I’m also just going to admit here that I’ve had a crush on Bradley Cooper since his Alias days. Before you scoff (okay, you can scoff), hear me out. The Hangover is the worst movie I’ve ever seen (okay—half-movie, because I had to turn it off). Because of that stupid franchise, Cooper has a sleazy douchebag image. On the other hand, since he doesn’t have an outsize media persona, he’s also regarded as boring melba toast. But in every interview I’ve seen (example), he seems thoughtful, intelligent, reasonably well-adjusted, and like a generally good guy—which brings up the question of why he would participate in something as atrocious as The Hangover.
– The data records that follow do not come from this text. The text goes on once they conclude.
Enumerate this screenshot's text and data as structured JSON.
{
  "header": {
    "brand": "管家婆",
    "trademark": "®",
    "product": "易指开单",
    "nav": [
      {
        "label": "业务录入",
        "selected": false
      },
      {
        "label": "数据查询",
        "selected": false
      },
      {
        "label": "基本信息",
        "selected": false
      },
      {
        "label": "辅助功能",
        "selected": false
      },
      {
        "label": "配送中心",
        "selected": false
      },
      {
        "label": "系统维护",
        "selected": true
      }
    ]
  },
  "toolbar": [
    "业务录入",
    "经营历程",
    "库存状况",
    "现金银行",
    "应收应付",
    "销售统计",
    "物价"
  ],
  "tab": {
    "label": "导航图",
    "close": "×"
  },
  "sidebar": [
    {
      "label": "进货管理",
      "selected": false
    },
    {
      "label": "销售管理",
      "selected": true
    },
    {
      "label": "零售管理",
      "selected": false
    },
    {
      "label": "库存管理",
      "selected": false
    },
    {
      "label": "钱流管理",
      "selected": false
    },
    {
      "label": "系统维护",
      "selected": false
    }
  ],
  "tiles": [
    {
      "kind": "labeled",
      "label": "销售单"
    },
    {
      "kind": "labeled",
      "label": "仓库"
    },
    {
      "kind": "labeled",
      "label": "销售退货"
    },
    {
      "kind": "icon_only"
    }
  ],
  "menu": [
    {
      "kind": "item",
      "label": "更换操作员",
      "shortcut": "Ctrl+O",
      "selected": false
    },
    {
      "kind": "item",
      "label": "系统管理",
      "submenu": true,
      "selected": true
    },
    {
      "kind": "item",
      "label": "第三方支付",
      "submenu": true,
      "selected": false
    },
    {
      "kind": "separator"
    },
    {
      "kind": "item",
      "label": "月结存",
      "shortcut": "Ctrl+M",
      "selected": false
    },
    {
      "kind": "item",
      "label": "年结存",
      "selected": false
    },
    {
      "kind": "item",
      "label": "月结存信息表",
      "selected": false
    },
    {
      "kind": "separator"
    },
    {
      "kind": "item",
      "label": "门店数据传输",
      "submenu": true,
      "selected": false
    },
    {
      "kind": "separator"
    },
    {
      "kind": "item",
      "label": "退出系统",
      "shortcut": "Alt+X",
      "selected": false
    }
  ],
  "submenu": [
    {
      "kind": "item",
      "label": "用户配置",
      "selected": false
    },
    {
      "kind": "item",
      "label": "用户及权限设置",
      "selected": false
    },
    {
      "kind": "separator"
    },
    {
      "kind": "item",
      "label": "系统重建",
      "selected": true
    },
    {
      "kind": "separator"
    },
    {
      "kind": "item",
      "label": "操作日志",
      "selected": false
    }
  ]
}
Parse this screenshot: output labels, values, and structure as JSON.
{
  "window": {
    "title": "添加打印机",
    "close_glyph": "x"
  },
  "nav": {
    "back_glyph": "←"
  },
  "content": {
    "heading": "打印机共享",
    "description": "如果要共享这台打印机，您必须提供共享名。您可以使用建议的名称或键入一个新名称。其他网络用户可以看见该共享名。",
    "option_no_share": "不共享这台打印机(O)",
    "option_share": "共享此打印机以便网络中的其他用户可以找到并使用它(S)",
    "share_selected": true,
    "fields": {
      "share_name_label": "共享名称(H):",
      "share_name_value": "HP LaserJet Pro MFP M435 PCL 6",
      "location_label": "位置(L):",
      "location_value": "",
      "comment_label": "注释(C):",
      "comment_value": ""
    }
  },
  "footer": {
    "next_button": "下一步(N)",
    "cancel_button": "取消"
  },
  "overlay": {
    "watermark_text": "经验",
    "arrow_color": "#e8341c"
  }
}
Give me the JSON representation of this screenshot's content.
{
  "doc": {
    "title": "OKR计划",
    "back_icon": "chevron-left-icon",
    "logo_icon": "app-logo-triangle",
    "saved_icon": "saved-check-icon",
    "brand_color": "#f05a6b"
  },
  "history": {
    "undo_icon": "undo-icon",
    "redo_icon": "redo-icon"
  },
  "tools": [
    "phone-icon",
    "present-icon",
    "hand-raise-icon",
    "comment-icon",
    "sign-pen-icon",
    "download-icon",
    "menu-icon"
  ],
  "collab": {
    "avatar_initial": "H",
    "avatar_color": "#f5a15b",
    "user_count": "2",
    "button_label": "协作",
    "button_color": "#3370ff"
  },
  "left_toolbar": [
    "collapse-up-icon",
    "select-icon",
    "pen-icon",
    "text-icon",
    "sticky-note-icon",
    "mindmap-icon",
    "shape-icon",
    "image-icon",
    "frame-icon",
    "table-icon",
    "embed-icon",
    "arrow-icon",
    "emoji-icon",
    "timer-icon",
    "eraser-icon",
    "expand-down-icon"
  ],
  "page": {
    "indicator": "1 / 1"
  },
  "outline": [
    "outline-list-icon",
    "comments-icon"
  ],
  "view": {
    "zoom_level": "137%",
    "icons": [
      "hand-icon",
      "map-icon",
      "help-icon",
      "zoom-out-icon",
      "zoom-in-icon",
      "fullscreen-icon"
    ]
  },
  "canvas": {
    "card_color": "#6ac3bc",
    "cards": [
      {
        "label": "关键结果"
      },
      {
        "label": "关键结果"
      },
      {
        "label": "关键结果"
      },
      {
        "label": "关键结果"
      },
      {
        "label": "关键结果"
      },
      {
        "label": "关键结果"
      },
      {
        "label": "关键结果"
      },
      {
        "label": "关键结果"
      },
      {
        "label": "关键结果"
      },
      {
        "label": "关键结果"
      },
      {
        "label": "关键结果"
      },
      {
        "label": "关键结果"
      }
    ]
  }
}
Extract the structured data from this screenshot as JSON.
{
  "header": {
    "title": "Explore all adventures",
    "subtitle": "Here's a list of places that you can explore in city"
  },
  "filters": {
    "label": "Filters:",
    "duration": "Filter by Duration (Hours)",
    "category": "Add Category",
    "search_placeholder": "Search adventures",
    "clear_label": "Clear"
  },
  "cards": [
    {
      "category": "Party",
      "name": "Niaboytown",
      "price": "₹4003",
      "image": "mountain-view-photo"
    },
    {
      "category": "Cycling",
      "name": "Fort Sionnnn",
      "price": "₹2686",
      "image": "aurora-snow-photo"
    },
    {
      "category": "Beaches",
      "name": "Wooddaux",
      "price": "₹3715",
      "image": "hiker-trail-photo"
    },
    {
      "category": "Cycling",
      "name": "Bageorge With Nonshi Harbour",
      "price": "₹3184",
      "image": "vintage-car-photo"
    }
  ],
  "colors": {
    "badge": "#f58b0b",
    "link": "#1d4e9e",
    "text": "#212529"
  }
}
Meanwhile, Jennifer Lawrence is a media darling because she’s young, phenomenally talented, and viewed as refreshingly candid. But some of things she’s been saying lately on talk shows etc. have really made me cringe. From reading some posts on Tumblr, it seems some fans have essentially boycotted Lawrence because of her comments (Google will bring you up to speed). I’m not going to get into the details of her comments, but while I appreciate her frankness, some of her comments seem, at best, narrow-minded. I always struggle with this stuff, because I do think it’s possible to enjoy an actor’s work, even if you think they’re a complete tool as a celebrity. Love the art, hate the artist, and all that. It seems to me that the problem is not so much actors who say stupid/offensive/privilege blind/phobic things, but the whole culture of celebrity worship that puts a disproportionate amount of attention on the public personas of actors. I realize that it’s all part of the pop culture package, but it does get irritating. I absolutely think it’s important to call out famous people for making comments that perpetuate oppressive discourses, I just don’t know where to draw the line in terms of my own consumption of culture. Is it important to know all of an actor/writer/director’s political and social views before going to see a film? Does it/should it inform your view of their work? I guess it really depends on the case.
Lovely review! I’m really curious about Silver Linings Playbook after hearing so much about it, and I think Jennifer Lawrence is an amazing actress…have no idea what kind of comments she’s said. Talk more later
i (we: the wife IS the consumate moovywatcher in our house) agree, basically, with you.
and i didn’t “know” bradley cooper (having, in a rare fit of intelligence? refused to watch hangover-type movies) — i first saw/connected with b cooper in that movie (limitless? –the one where he takes THE SMART PILLS). as you no doubt know, interesting movie and concept.